I soon realized that the cards that one would send to a guy on his Mission are NOT the same cards that you would send to a guy in boot camp. 

#4's cards are all of DC and the monuments. Pretty nice things. 

#5's cards are mostly titty cards. pin-up girls and such. 

:)






ps- The Dude reminds me of these boys. thats why I sorta like him. :)

To Do: Shopping

Okay, thanks for the feedback. 


I really do want to get a white canvas Jack Purcell. 

But I also just bought these
I think they are pretty cute. casual, but not a flip flop. 

I hope I like them. Something new. Something shiny. 

We will see. 

Friday, March 6, 2009

I NEED HELP!!

A - I wants CHEAP old aviator sunglasses ASAP. Where in DC/online can I get some???


B - I need some cute/casual weekend shoes. I want something that is comfortable but still makes me look put together. What do you all wear? I was thinking some Jack Purcells?

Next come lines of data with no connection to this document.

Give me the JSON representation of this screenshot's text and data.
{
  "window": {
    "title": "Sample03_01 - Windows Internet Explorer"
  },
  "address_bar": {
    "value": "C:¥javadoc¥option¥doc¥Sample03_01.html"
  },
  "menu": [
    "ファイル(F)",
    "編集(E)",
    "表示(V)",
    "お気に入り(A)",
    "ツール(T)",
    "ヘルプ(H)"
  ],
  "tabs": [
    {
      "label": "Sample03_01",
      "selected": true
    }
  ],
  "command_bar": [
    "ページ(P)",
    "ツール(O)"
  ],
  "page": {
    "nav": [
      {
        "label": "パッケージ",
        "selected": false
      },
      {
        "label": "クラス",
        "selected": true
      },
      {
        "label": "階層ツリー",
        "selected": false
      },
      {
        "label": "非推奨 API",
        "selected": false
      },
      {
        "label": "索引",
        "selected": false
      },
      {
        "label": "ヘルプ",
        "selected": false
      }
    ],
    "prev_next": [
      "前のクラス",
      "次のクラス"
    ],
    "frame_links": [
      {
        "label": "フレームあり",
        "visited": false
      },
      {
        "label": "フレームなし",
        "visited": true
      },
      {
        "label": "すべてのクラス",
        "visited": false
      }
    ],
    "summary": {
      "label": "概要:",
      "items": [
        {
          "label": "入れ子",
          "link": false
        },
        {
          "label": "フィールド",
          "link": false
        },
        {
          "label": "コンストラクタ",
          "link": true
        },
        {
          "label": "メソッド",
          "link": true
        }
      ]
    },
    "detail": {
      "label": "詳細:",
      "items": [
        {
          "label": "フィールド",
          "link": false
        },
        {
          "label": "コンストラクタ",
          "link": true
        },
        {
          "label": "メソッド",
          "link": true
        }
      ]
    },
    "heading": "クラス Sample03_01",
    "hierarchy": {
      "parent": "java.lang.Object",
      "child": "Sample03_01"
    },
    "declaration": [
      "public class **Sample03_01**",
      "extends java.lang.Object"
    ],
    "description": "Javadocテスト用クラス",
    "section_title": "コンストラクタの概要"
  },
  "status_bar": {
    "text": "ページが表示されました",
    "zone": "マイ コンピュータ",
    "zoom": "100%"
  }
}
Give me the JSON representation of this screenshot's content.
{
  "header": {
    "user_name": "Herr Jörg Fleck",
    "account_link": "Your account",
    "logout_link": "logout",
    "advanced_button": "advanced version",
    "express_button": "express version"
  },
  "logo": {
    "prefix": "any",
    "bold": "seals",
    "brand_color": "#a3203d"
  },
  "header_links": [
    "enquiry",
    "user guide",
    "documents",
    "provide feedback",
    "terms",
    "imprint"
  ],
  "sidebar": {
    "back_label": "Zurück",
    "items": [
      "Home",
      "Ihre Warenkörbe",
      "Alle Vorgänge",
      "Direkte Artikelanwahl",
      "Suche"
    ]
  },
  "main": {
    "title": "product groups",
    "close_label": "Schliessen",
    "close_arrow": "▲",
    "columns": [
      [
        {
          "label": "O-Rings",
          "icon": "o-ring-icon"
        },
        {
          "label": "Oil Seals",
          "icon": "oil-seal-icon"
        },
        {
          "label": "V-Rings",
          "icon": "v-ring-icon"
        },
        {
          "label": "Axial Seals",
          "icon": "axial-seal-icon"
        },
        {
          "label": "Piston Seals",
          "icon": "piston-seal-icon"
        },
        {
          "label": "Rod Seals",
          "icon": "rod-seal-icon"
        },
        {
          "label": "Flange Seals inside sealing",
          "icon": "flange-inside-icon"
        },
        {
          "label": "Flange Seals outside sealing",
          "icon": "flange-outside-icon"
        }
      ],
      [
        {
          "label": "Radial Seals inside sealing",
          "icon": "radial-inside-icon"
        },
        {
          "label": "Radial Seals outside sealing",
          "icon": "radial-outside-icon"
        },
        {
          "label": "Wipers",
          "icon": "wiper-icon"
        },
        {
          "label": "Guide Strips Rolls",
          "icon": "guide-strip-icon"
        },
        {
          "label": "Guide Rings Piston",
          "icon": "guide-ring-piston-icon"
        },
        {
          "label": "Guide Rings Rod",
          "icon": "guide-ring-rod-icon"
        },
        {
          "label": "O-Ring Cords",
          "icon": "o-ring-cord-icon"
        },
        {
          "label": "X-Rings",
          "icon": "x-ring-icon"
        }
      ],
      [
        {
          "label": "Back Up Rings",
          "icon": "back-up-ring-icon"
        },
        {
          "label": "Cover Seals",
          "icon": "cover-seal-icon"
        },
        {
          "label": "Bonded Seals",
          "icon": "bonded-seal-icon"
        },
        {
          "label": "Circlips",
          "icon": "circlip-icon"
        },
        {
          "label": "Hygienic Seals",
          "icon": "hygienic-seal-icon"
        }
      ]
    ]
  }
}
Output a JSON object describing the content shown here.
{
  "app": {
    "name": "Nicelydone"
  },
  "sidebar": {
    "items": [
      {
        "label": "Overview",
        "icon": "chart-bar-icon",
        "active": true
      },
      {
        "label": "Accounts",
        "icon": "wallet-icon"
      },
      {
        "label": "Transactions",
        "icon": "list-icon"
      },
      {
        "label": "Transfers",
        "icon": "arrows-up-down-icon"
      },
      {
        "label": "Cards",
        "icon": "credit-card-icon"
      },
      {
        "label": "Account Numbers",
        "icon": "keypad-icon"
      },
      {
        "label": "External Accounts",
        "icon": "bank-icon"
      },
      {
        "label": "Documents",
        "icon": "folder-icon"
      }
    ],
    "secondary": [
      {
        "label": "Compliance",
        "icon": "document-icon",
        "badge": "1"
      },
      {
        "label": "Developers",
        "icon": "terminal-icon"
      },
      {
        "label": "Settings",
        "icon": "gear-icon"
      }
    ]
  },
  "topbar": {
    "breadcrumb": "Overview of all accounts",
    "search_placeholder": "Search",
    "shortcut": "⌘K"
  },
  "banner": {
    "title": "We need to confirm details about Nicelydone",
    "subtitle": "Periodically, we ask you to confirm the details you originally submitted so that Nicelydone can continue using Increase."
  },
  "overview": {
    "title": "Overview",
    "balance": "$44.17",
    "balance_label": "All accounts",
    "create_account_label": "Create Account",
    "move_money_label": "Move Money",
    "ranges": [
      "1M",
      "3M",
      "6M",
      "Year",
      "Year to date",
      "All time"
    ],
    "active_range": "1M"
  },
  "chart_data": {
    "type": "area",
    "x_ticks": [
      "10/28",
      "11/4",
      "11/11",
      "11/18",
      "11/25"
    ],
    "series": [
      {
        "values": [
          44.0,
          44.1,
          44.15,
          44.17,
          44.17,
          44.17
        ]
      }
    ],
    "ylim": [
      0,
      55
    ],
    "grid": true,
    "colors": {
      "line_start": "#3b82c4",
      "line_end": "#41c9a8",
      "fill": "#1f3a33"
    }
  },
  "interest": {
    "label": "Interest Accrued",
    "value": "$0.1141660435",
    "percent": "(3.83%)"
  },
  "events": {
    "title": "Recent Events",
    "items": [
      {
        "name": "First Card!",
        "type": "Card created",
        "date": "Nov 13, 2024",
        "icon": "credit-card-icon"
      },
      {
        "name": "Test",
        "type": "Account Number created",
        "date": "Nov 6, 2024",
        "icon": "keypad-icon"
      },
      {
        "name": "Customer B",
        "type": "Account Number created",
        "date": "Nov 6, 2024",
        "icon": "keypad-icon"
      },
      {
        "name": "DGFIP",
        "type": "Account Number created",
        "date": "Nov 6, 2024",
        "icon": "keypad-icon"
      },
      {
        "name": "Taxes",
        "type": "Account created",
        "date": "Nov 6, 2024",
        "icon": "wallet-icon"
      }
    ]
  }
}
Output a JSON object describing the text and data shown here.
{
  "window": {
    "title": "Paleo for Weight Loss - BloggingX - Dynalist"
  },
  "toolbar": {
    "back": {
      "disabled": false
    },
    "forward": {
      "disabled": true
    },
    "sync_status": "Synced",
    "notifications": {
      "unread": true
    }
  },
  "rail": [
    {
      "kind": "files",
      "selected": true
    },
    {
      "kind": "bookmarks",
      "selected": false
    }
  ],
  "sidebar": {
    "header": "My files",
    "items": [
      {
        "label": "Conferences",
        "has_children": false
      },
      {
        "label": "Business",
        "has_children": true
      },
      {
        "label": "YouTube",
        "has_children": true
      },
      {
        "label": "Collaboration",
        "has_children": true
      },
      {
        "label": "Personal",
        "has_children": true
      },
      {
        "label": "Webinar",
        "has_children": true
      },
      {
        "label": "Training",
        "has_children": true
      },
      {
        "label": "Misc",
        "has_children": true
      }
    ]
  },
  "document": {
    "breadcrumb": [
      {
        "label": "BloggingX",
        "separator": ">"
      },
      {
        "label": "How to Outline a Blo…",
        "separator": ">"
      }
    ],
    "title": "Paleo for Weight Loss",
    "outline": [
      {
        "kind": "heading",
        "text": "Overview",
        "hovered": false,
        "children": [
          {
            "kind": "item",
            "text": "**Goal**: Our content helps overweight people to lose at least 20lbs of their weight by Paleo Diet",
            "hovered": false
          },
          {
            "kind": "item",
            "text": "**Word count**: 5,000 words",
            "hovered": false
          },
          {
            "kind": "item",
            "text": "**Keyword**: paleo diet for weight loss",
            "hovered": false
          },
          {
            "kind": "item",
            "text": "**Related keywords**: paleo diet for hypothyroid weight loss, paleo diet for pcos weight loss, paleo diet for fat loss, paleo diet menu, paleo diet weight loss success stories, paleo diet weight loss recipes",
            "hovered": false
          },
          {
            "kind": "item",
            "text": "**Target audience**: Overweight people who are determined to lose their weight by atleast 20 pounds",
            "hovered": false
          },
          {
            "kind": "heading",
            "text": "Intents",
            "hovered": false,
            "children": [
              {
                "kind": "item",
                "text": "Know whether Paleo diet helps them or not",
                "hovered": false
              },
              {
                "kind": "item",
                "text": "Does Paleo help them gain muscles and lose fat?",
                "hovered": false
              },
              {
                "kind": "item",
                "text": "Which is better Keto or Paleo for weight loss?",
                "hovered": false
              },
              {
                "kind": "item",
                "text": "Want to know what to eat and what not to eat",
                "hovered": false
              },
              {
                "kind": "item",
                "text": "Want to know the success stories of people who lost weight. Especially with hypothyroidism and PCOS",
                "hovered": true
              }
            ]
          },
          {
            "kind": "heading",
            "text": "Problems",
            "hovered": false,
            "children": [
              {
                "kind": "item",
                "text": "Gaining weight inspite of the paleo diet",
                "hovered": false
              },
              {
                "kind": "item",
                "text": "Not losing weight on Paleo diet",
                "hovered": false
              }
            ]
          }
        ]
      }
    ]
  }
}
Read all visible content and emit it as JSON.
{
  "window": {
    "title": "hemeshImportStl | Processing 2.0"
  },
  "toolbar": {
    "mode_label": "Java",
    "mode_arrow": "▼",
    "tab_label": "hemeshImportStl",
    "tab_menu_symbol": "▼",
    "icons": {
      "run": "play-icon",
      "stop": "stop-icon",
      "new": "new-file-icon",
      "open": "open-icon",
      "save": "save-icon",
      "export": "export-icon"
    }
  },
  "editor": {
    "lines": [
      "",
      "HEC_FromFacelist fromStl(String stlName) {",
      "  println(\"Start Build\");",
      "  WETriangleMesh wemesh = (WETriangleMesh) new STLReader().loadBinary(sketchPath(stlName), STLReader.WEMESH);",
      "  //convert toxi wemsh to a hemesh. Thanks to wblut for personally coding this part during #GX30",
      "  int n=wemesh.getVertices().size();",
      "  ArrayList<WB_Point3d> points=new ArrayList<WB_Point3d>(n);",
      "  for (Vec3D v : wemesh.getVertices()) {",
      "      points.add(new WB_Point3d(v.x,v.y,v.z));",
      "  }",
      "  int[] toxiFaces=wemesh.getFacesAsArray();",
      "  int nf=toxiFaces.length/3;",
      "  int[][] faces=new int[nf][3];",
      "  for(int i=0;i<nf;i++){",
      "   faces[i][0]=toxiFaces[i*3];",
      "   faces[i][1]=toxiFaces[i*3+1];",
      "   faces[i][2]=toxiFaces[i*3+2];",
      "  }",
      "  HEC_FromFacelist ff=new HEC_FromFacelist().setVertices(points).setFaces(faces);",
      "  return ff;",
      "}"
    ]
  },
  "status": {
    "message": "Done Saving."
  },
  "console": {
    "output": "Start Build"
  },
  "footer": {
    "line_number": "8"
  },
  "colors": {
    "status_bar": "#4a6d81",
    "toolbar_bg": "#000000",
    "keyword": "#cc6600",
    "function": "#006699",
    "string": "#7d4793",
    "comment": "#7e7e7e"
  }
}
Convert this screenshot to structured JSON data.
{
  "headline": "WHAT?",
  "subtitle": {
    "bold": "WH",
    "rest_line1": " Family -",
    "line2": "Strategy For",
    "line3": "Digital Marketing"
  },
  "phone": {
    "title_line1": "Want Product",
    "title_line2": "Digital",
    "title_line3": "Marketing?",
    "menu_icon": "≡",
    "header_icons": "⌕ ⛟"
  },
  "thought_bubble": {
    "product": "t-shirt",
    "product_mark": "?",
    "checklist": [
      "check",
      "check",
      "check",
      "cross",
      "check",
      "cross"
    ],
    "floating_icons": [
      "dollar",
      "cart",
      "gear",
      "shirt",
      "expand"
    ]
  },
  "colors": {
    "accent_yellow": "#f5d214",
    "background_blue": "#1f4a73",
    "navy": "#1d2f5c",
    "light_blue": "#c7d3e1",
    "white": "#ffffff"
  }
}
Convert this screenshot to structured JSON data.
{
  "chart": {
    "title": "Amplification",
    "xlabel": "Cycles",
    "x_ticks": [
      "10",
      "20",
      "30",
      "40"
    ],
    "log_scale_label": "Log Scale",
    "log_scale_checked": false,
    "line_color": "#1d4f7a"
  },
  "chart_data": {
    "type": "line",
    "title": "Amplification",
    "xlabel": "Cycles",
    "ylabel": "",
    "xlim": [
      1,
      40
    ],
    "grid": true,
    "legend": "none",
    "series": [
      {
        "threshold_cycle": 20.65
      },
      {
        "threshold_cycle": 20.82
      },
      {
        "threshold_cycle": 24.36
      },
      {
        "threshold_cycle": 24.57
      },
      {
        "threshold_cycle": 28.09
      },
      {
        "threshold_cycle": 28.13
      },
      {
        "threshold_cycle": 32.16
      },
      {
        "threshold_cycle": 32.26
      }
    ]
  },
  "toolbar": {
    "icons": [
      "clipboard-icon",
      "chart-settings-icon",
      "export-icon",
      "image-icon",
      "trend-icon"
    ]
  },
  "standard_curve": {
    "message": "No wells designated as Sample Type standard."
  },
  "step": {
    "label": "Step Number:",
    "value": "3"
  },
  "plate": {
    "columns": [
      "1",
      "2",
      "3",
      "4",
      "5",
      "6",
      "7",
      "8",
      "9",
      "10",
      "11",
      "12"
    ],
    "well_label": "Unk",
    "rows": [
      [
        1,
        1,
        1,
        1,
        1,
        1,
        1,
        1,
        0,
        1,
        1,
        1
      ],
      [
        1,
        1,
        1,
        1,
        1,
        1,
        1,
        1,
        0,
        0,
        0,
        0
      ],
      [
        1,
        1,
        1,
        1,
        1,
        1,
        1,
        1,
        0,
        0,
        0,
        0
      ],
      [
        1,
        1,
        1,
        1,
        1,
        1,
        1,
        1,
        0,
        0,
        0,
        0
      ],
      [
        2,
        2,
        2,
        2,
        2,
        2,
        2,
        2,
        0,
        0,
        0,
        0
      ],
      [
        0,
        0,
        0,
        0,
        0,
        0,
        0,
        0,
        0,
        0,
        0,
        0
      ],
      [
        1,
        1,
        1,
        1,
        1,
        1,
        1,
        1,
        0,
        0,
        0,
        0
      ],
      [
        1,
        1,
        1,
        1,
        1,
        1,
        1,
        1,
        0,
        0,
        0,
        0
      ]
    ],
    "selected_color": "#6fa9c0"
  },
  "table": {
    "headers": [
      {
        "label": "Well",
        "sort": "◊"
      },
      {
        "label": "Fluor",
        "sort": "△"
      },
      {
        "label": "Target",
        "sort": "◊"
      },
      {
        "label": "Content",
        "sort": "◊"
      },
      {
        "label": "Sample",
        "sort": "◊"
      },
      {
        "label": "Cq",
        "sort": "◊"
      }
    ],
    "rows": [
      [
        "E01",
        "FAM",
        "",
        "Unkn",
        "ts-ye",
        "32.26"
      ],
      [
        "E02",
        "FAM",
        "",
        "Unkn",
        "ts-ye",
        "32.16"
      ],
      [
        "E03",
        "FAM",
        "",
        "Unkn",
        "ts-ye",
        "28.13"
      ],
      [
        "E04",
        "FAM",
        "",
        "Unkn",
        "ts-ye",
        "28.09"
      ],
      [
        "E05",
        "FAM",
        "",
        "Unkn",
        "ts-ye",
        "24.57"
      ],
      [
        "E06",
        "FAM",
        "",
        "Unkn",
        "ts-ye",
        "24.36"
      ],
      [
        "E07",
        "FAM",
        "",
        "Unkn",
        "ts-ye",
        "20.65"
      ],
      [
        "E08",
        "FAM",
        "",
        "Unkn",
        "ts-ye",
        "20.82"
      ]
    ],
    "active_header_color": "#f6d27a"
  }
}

C - I also am looking for a cute khaki skirt for both work and play. 

Please help me with some comments. 

To Do: Style Like Mrs. O

I like Mrs. Obama's belt here. A lot. I never knew that a clear plastic belt could be so chic. 

Props. 
I don't like how much Oprah's head is up Mrs. O's ass. 



I just like this picture because the other dude in it (yeah, the one on the left. no the far left.) is a good friend of mine. He is also the Chief Usher of the White House. Props Admiral. 

All from here

Tuesday, March 3, 2009

To Do: Be Thankful

Today I am thankful for the Gays. 


What does a relationship need to put a little spark back into it? A gay guy to fantasize about The Dude. 

Here is what happened:
A local guy (we will call him Be Gay Al) asked a friend of mine for the name of that Marine that looks like Josh Hartnett. He said that he had the biggest crush on him and wanted to know his name. So my friend asks me for The Dude's first name (since the other Marine/friend only knew his last name - its a Marine/Military thing)

Anyhow my friend tells me about it (and Big Gay Al trys to add The Dude as a friend on Facebook). The only time I met Big Gay Al was when I looked like a total Roseanne. So he was shocked to hear that this grubby girl was dating his fantasy. It made me happy (since I know I don't always look that grubby.)

So thanks Big Gay Al, you made me like The Dude so much more. 


In fact, I woke up early today and made The Dude fresh blueberry pancakes and bacon so that I could bring him breakfast in bed. Thankfully he woke up right before I brought it into him... since I had just burnt the bacon and it set off every fire alarm in my house. Awesome.